Dimensioni: i granuli di polline hanno in media dimensioni intorno ai 30 μm, ma variano dai 5 μm del Myosotis agli oltre 200 μm di alcune conifere.
Diametro maggiore di μm | Classi di dimensione | Esempi |
---|---|---|
< 10 | Molto piccolo | Myosotis alpestre |
10 – 20 | Piccolo | Parietaria officinalis, Castanea sativa |
20 – 30 | Medio-piccolo | Quercus sp, Poa pratensis |
30 – 40 | Medio | Alnus glutinosa |
40 – 50 | Medio-grandi | Fagus sylvatica |
50 – 100 | Grandi | Zea mays |
> 100 | Molto grandi | Conifere |
Forma: in genere la forma è sferoidale, fatte salve alcune forme particolari come quella dei pollini di alcune conifere (Pinus, Cedrus, ecc.) dotati di due sacche aerifere. È il rapporto tra asse polare e asse equatoriale che definisce la forma del granulo: se le due lunghezze si equivalgono il granulo è sferico, se l’asse polare è più piccolo il granulo è oblato, se è più grande il granulo si definisce prolato.
Polarità: il granulo è isopolare quando non c’è differenza tra faccia prossimale (verso il centro della tetrade) e quella distale (all’opposto); è eteropolare se le due facce sono differenti; apolare se non è riconoscibile alcuna polarità.
Struttura della parete: il citoplasma del granulo è avvolto, come tutte le cellule, dal plasmalemma e, proseguendo verso l’esterno, dall’intina e dall’esina, che vengono denominate nel loro insieme sporoderma. L’intina ha una composizione simile alla parete cellulare delle cellule vegetali, mentre l’esina è molto resistente in quanto costituita da un complesso di polimeri di carotenoidi, chiamati “sporopollenine”, che sono fra le sostanze più resistenti nel mondo organico; questo spiega la conservazione del polline fossile anche per milioni di anni. L’unico “nemico” delle sporopollenine è l’ossigeno, che ne provoca l’immediata corrosione e distruzione.

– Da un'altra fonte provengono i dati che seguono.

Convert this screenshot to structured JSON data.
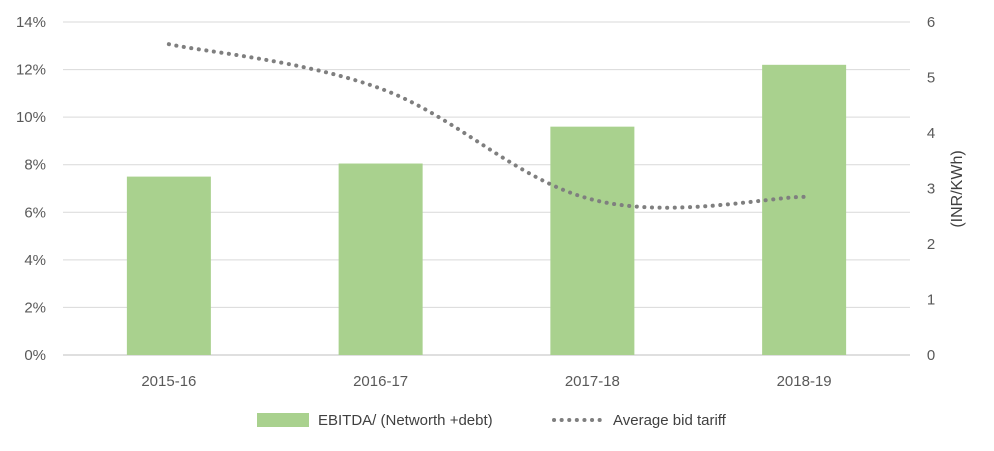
{
  "chart_data": {
    "type": "bar",
    "categories": [
      "2015-16",
      "2016-17",
      "2017-18",
      "2018-19"
    ],
    "series": [
      {
        "name": "EBITDA/ (Networth +debt)",
        "type": "bar",
        "axis": "left",
        "color": "#a9d18e",
        "values": [
          7.5,
          8.05,
          9.6,
          12.2
        ]
      },
      {
        "name": "Average bid tariff",
        "type": "line",
        "style": "dotted",
        "axis": "right",
        "color": "#7f7f7f",
        "values": [
          5.6,
          4.8,
          2.8,
          2.85
        ]
      }
    ],
    "y_left": {
      "min": 0,
      "max": 14,
      "step": 2,
      "tick_labels": [
        "0%",
        "2%",
        "4%",
        "6%",
        "8%",
        "10%",
        "12%",
        "14%"
      ]
    },
    "y_right": {
      "min": 0,
      "max": 6,
      "step": 1,
      "label": "(INR/KWh)",
      "tick_labels": [
        "0",
        "1",
        "2",
        "3",
        "4",
        "5",
        "6"
      ]
    },
    "grid": true,
    "legend_position": "bottom"
  }
}
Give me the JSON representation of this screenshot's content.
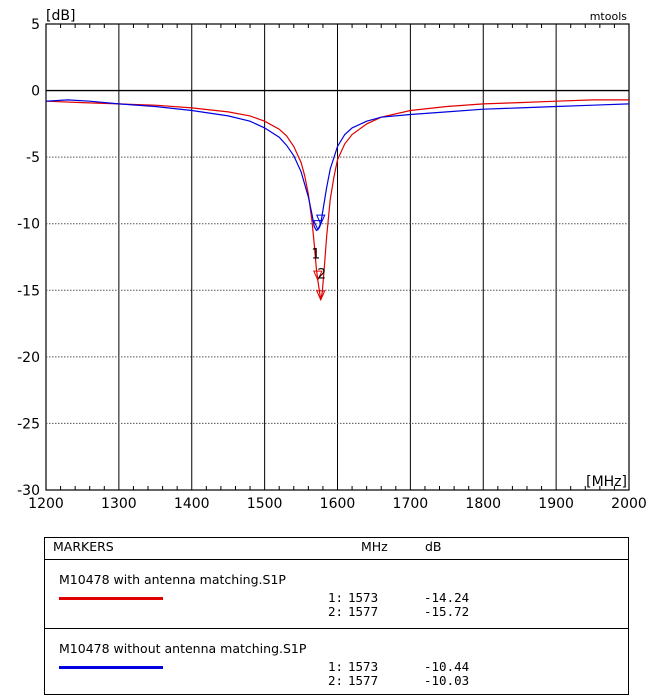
{
  "chart_data": {
    "type": "line",
    "brand": "mtools",
    "ylabel": "[dB]",
    "xlabel": "[MHz]",
    "xlim": [
      1200,
      2000
    ],
    "ylim": [
      -30,
      5
    ],
    "x_ticks": [
      1200,
      1300,
      1400,
      1500,
      1600,
      1700,
      1800,
      1900,
      2000
    ],
    "y_ticks": [
      5,
      0,
      -5,
      -10,
      -15,
      -20,
      -25,
      -30
    ],
    "grid": true,
    "series": [
      {
        "name": "M10478 with antenna matching.S1P",
        "color": "#e00000",
        "x": [
          1200,
          1250,
          1300,
          1350,
          1400,
          1450,
          1480,
          1500,
          1520,
          1530,
          1540,
          1550,
          1555,
          1560,
          1565,
          1568,
          1571,
          1573,
          1575,
          1577,
          1579,
          1582,
          1585,
          1590,
          1595,
          1600,
          1610,
          1620,
          1640,
          1660,
          1700,
          1750,
          1800,
          1850,
          1900,
          1950,
          2000
        ],
        "y": [
          -0.8,
          -0.9,
          -1.0,
          -1.1,
          -1.3,
          -1.6,
          -1.9,
          -2.3,
          -2.9,
          -3.4,
          -4.2,
          -5.4,
          -6.4,
          -7.8,
          -9.8,
          -11.5,
          -13.4,
          -14.24,
          -15.0,
          -15.72,
          -15.2,
          -13.2,
          -11.0,
          -8.2,
          -6.5,
          -5.2,
          -4.0,
          -3.3,
          -2.5,
          -2.0,
          -1.5,
          -1.2,
          -1.0,
          -0.9,
          -0.8,
          -0.7,
          -0.7
        ]
      },
      {
        "name": "M10478 without antenna matching.S1P",
        "color": "#0000e0",
        "x": [
          1200,
          1230,
          1260,
          1300,
          1350,
          1400,
          1450,
          1480,
          1500,
          1520,
          1530,
          1540,
          1550,
          1560,
          1565,
          1568,
          1571,
          1573,
          1575,
          1577,
          1580,
          1585,
          1590,
          1600,
          1610,
          1620,
          1640,
          1660,
          1700,
          1750,
          1800,
          1850,
          1900,
          1950,
          2000
        ],
        "y": [
          -0.8,
          -0.7,
          -0.8,
          -1.0,
          -1.2,
          -1.5,
          -1.9,
          -2.3,
          -2.8,
          -3.5,
          -4.1,
          -4.9,
          -6.1,
          -8.0,
          -9.3,
          -10.2,
          -10.5,
          -10.44,
          -10.3,
          -10.03,
          -9.0,
          -7.3,
          -5.9,
          -4.2,
          -3.3,
          -2.8,
          -2.3,
          -2.0,
          -1.8,
          -1.6,
          -1.4,
          -1.3,
          -1.2,
          -1.1,
          -1.0
        ]
      }
    ],
    "markers": [
      {
        "id": "1",
        "freq": 1573
      },
      {
        "id": "2",
        "freq": 1577
      }
    ]
  },
  "markers_table": {
    "title": "MARKERS",
    "col_freq": "MHz",
    "col_db": "dB",
    "groups": [
      {
        "file": "M10478 with antenna matching.S1P",
        "color": "#e00000",
        "rows": [
          {
            "idx": "1:",
            "freq": "1573",
            "db": "-14.24"
          },
          {
            "idx": "2:",
            "freq": "1577",
            "db": "-15.72"
          }
        ]
      },
      {
        "file": "M10478 without antenna matching.S1P",
        "color": "#0000e0",
        "rows": [
          {
            "idx": "1:",
            "freq": "1573",
            "db": "-10.44"
          },
          {
            "idx": "2:",
            "freq": "1577",
            "db": "-10.03"
          }
        ]
      }
    ]
  }
}
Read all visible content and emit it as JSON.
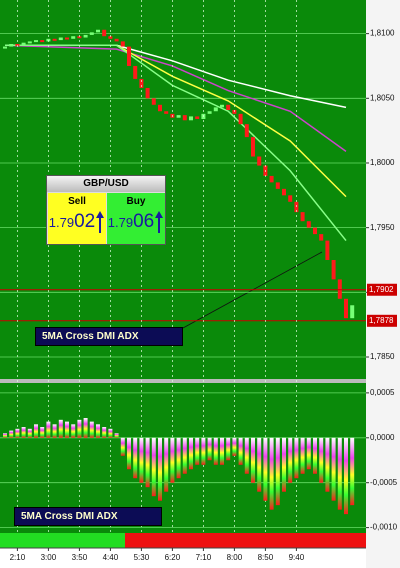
{
  "chart_data": [
    {
      "type": "candlestick",
      "up_color": "#77ff77",
      "down_color": "#ff1a1a",
      "open": [
        1.8089,
        1.809,
        1.8092,
        1.8091,
        1.8093,
        1.8094,
        1.8095,
        1.8094,
        1.8096,
        1.8095,
        1.8097,
        1.8096,
        1.8098,
        1.8097,
        1.8099,
        1.8101,
        1.8103,
        1.8098,
        1.8096,
        1.8094,
        1.809,
        1.8075,
        1.8065,
        1.8058,
        1.805,
        1.8045,
        1.804,
        1.8038,
        1.8035,
        1.8037,
        1.8033,
        1.8036,
        1.8034,
        1.8038,
        1.804,
        1.8043,
        1.8045,
        1.8041,
        1.8038,
        1.803,
        1.802,
        1.8005,
        1.7998,
        1.799,
        1.7985,
        1.798,
        1.7975,
        1.797,
        1.7962,
        1.7955,
        1.795,
        1.7945,
        1.794,
        1.7925,
        1.791,
        1.7895,
        1.788
      ],
      "close": [
        1.809,
        1.8092,
        1.8091,
        1.8093,
        1.8094,
        1.8095,
        1.8094,
        1.8096,
        1.8095,
        1.8097,
        1.8096,
        1.8098,
        1.8097,
        1.8099,
        1.8101,
        1.8103,
        1.8098,
        1.8096,
        1.8094,
        1.809,
        1.8075,
        1.8065,
        1.8058,
        1.805,
        1.8045,
        1.804,
        1.8038,
        1.8035,
        1.8037,
        1.8033,
        1.8036,
        1.8034,
        1.8038,
        1.804,
        1.8043,
        1.8045,
        1.8041,
        1.8038,
        1.803,
        1.802,
        1.8005,
        1.7998,
        1.799,
        1.7985,
        1.798,
        1.7975,
        1.797,
        1.7962,
        1.7955,
        1.795,
        1.7945,
        1.794,
        1.7925,
        1.791,
        1.7895,
        1.788,
        1.789
      ],
      "ma_x": [
        0,
        18,
        27,
        36,
        46,
        55
      ],
      "ma_lines": [
        {
          "color": "#ffffff",
          "values": [
            1.8091,
            1.8091,
            1.8079,
            1.8064,
            1.8052,
            1.8043
          ]
        },
        {
          "color": "#cc44cc",
          "values": [
            1.8091,
            1.8088,
            1.8075,
            1.8056,
            1.804,
            1.8009
          ]
        },
        {
          "color": "#ffff44",
          "values": [
            1.8091,
            1.8091,
            1.8067,
            1.8048,
            1.8017,
            1.7974
          ]
        },
        {
          "color": "#88ff88",
          "values": [
            1.8091,
            1.8091,
            1.806,
            1.804,
            1.7994,
            1.794
          ]
        }
      ],
      "price_markers": [
        {
          "value": 1.7902,
          "label": "1,7902"
        },
        {
          "value": 1.7878,
          "label": "1,7878"
        }
      ],
      "ylim": [
        1.7833,
        1.8126
      ],
      "yticks": [
        {
          "value": 1.81,
          "label": "1,8100"
        },
        {
          "value": 1.805,
          "label": "1,8050"
        },
        {
          "value": 1.8,
          "label": "1,8000"
        },
        {
          "value": 1.795,
          "label": "1,7950"
        },
        {
          "value": 1.79,
          "label": "1,7900"
        },
        {
          "value": 1.785,
          "label": "1,7850"
        }
      ],
      "grid": true
    },
    {
      "type": "bar",
      "categories": [
        null,
        null,
        "2:10",
        null,
        null,
        null,
        null,
        "3:00",
        null,
        null,
        null,
        null,
        "3:50",
        null,
        null,
        null,
        null,
        "4:40",
        null,
        null,
        null,
        null,
        "5:30",
        null,
        null,
        null,
        null,
        "6:20",
        null,
        null,
        null,
        null,
        "7:10",
        null,
        null,
        null,
        null,
        "8:00",
        null,
        null,
        null,
        null,
        "8:50",
        null,
        null,
        null,
        null,
        "9:40",
        null,
        null,
        null,
        null,
        null,
        null,
        null,
        null,
        null
      ],
      "values": [
        5e-05,
        8e-05,
        0.0001,
        0.00012,
        0.0001,
        0.00015,
        0.00012,
        0.00018,
        0.00015,
        0.0002,
        0.00018,
        0.00015,
        0.0002,
        0.00022,
        0.00018,
        0.00015,
        0.00012,
        0.0001,
        5e-05,
        -0.0002,
        -0.00035,
        -0.00045,
        -0.0005,
        -0.00055,
        -0.00065,
        -0.0007,
        -0.0006,
        -0.0005,
        -0.00045,
        -0.0004,
        -0.00035,
        -0.0003,
        -0.0003,
        -0.00025,
        -0.0003,
        -0.0003,
        -0.00025,
        -0.0002,
        -0.0003,
        -0.0004,
        -0.0005,
        -0.0006,
        -0.0007,
        -0.0008,
        -0.00075,
        -0.0006,
        -0.0005,
        -0.00045,
        -0.0004,
        -0.00035,
        -0.0004,
        -0.0005,
        -0.0006,
        -0.0007,
        -0.0008,
        -0.00085,
        -0.00075
      ],
      "ylim": [
        -0.00106,
        0.00061
      ],
      "yticks": [
        {
          "value": 0.0005,
          "label": "0,0005"
        },
        {
          "value": 0,
          "label": "0,0000"
        },
        {
          "value": -0.0005,
          "label": "-0,0005"
        },
        {
          "value": -0.001,
          "label": "-0,0010"
        }
      ],
      "grid": true
    }
  ],
  "widget": {
    "title": "GBP/USD",
    "sell_label": "Sell",
    "sell_head": "1.79",
    "sell_tail": "02",
    "buy_label": "Buy",
    "buy_head": "1.79",
    "buy_tail": "06"
  },
  "annotations": [
    "5MA Cross DMI ADX",
    "5MA Cross DMI ADX"
  ]
}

Aperture: corrispondono ai punti di uscita del tubetto pollinico e sono distinti in due tipi morfologici:
- pori di aspetto circolare o leggermente ellittico (il rapporto tra lunghezza e larghezza dell’apertura è < 2)
- colpi, lesioni allungate simili ad un solco con le estremità appuntite (il rapporto tra le due dimensioni è > 2)

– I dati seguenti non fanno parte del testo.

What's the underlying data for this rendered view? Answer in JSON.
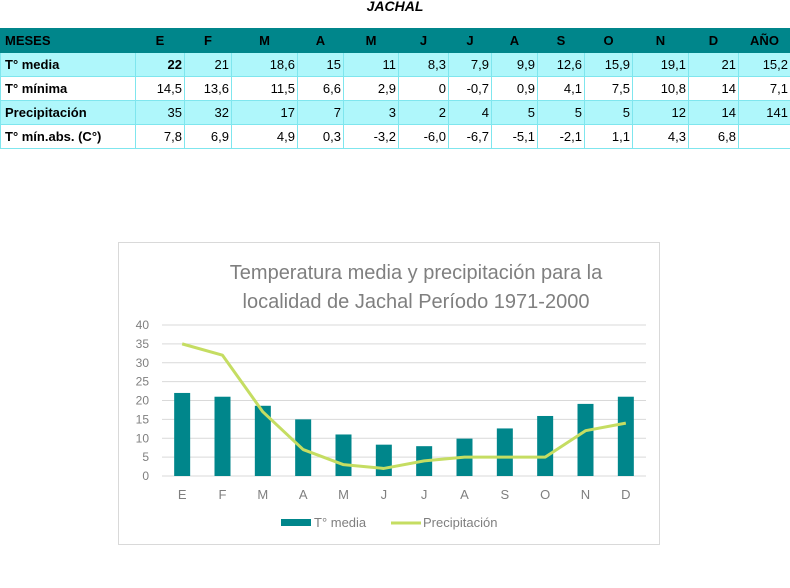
{
  "title": "JACHAL",
  "table": {
    "headers": [
      "MESES",
      "E",
      "F",
      "M",
      "A",
      "M",
      "J",
      "J",
      "A",
      "S",
      "O",
      "N",
      "D",
      "AÑO"
    ],
    "rows": [
      {
        "label": "T° media",
        "values": [
          "22",
          "21",
          "18,6",
          "15",
          "11",
          "8,3",
          "7,9",
          "9,9",
          "12,6",
          "15,9",
          "19,1",
          "21",
          "15,2"
        ]
      },
      {
        "label": "T° mínima",
        "values": [
          "14,5",
          "13,6",
          "11,5",
          "6,6",
          "2,9",
          "0",
          "-0,7",
          "0,9",
          "4,1",
          "7,5",
          "10,8",
          "14",
          "7,1"
        ]
      },
      {
        "label": "Precipitación",
        "values": [
          "35",
          "32",
          "17",
          "7",
          "3",
          "2",
          "4",
          "5",
          "5",
          "5",
          "12",
          "14",
          "141"
        ]
      },
      {
        "label": "T° mín.abs. (C°)",
        "values": [
          "7,8",
          "6,9",
          "4,9",
          "0,3",
          "-3,2",
          "-6,0",
          "-6,7",
          "-5,1",
          "-2,1",
          "1,1",
          "4,3",
          "6,8",
          ""
        ]
      }
    ]
  },
  "chart_data": {
    "type": "bar",
    "title": "Temperatura media y precipitación para la localidad de Jachal Período 1971-2000",
    "title_lines": [
      "Temperatura media y precipitación para la",
      "localidad de Jachal Período 1971-2000"
    ],
    "categories": [
      "E",
      "F",
      "M",
      "A",
      "M",
      "J",
      "J",
      "A",
      "S",
      "O",
      "N",
      "D"
    ],
    "series": [
      {
        "name": "T° media",
        "type": "bar",
        "color": "#00868b",
        "values": [
          22,
          21,
          18.6,
          15,
          11,
          8.3,
          7.9,
          9.9,
          12.6,
          15.9,
          19.1,
          21
        ]
      },
      {
        "name": "Precipitación",
        "type": "line",
        "color": "#c5dd62",
        "values": [
          35,
          32,
          17,
          7,
          3,
          2,
          4,
          5,
          5,
          5,
          12,
          14
        ]
      }
    ],
    "ylim": [
      0,
      40
    ],
    "yticks": [
      0,
      5,
      10,
      15,
      20,
      25,
      30,
      35,
      40
    ],
    "grid": true,
    "legend": "bottom"
  }
}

A seconda delle aperture che presentano, i pollini vengono definiti come: inaperturati (se non hanno né pori né colpi), porati (quando hanno solamente pori), colpati (se presentano solo colpi) e colporati, se presentano aperture composte da un poro ed un colpo.
Anche la disposizione delle aperture può essere fondamentalmente di due tipi:
- lungo l’asse equatoriale (prefisso zono-)
- distribuiti su tutta la superficie del granulo (prefisso panto-).